She’s a grown woman now with four children of her own, but she still remembers that snowy night when she was four. I remember it too, almost as well as she does...
The snow had started to fall softly around suppertime, just a few flakes here and there. By the time we were getting the children ready for bed a couple of hours later, it was coming down like cotton balls, heavy and wet. It was the perfect kind of snow for making snowmen, but there was only the thinnest layer of white just beginning to hide the dark green grass underneath and not deep enough yet. Maybe by morning...
I threw in a load of wash, picked up the toys, finished up the supper dishes, made lunches, and suddenly it was 10:30 and time for mommy to go to bed, too. I sat by the window in the pressback rocker that had rocked all four of my babies and would rock the ones yet to come, and I watched the snow fall. It’s lure was irresistible and I pulled my sweater tighter around me and stepped outside. I cherished these few moments in the late evening before going to bed each night. It was “my” time, and with the demands of a young and rapidly growing family, there was precious little of it.
The thermometer hovered just around freezing. The sounds of the world were muffled by the big snowflakes falling all around me. We had just bought our first house the previous summer and so we finally had our own yard. I thought about how much fun the children would have when they awakened and what a shame they weren’t awake right now. And never mind the children – this “first snow” was just as exciting and wondrous to me right now as it would be to them when they woke up to find the world transformed. And then, impulsively, I decided to make a memory.
I’m not sure why I chose this child of the four who were securely down for the night, but Christy was turning five that year, and I gathered up her snow things and took them into the room where she was fast asleep with her two sisters. Her older brother was asleep in the room down the hall, and her father in the room next to hers. I whispered and cuddled her awake with a promise of a surprise and helped her put her snow things on over her flannel nightgown before leading her through the darkened, quiet house to the front door.

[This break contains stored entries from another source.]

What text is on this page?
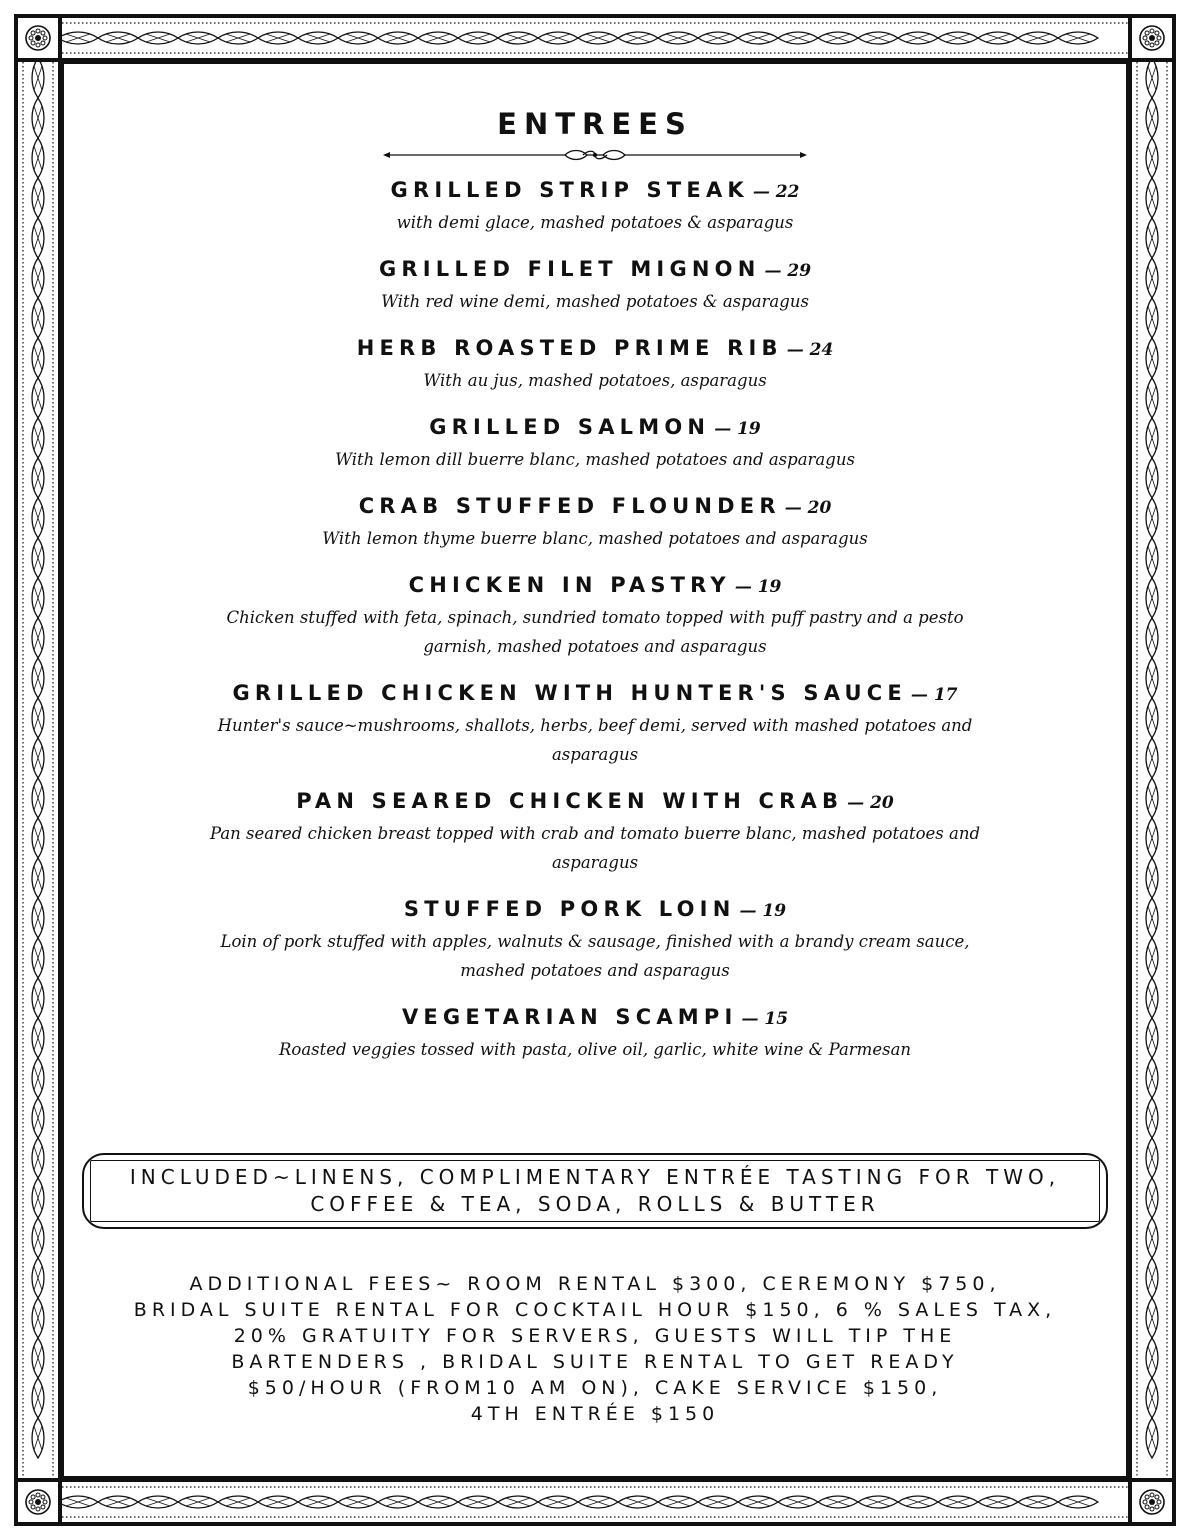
ENTREES
GRILLED STRIP STEAK — 22
with demi glace, mashed potatoes & asparagus
GRILLED FILET MIGNON — 29
With red wine demi, mashed potatoes & asparagus
HERB ROASTED PRIME RIB — 24
With au jus, mashed potatoes, asparagus
GRILLED SALMON — 19
With lemon dill buerre blanc, mashed potatoes and asparagus
CRAB STUFFED FLOUNDER — 20
With lemon thyme buerre blanc, mashed potatoes and asparagus
CHICKEN IN PASTRY — 19
Chicken stuffed with feta, spinach, sundried tomato topped with puff pastry and a pesto
garnish, mashed potatoes and asparagus
GRILLED CHICKEN WITH HUNTER'S SAUCE — 17
Hunter's sauce~mushrooms, shallots, herbs, beef demi, served with mashed potatoes and
asparagus
PAN SEARED CHICKEN WITH CRAB — 20
Pan seared chicken breast topped with crab and tomato buerre blanc, mashed potatoes and
asparagus
STUFFED PORK LOIN — 19
Loin of pork stuffed with apples, walnuts & sausage, finished with a brandy cream sauce,
mashed potatoes and asparagus
VEGETARIAN SCAMPI — 15
Roasted veggies tossed with pasta, olive oil, garlic, white wine & Parmesan
INCLUDED~LINENS, COMPLIMENTARY ENTRÉE TASTING FOR TWO,
COFFEE & TEA, SODA, ROLLS & BUTTER
ADDITIONAL FEES~ ROOM RENTAL $300, CEREMONY $750,
BRIDAL SUITE RENTAL FOR COCKTAIL HOUR $150, 6 % SALES TAX,
20% GRATUITY FOR SERVERS, GUESTS WILL TIP THE
BARTENDERS , BRIDAL SUITE RENTAL TO GET READY
$50/HOUR (FROM10 AM ON), CAKE SERVICE $150,
4TH ENTRÉE $150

“Snow!” she cried, her eyes shining in the darkness as I opened the front door.
“Surprise!” I said as quietly as I could in the hush of the night. “Let’s make a snowman!” I scooped up some snow in my hands and packed it into a ball. She stared at me in disbelief for a second or two (it was “the middle of the night” for her) and then shifted gears and began to roll the snowball I’d started for her into a bigger and bigger ball.
So then and there, in the middle Christy’s night, we made a snowman. It was the first snow of the season and the first snowman of our first house. A little girl lost an hour or so of sleep that night, but along with that snowman, a memory was made that would last a lifetime. Two lifetimes!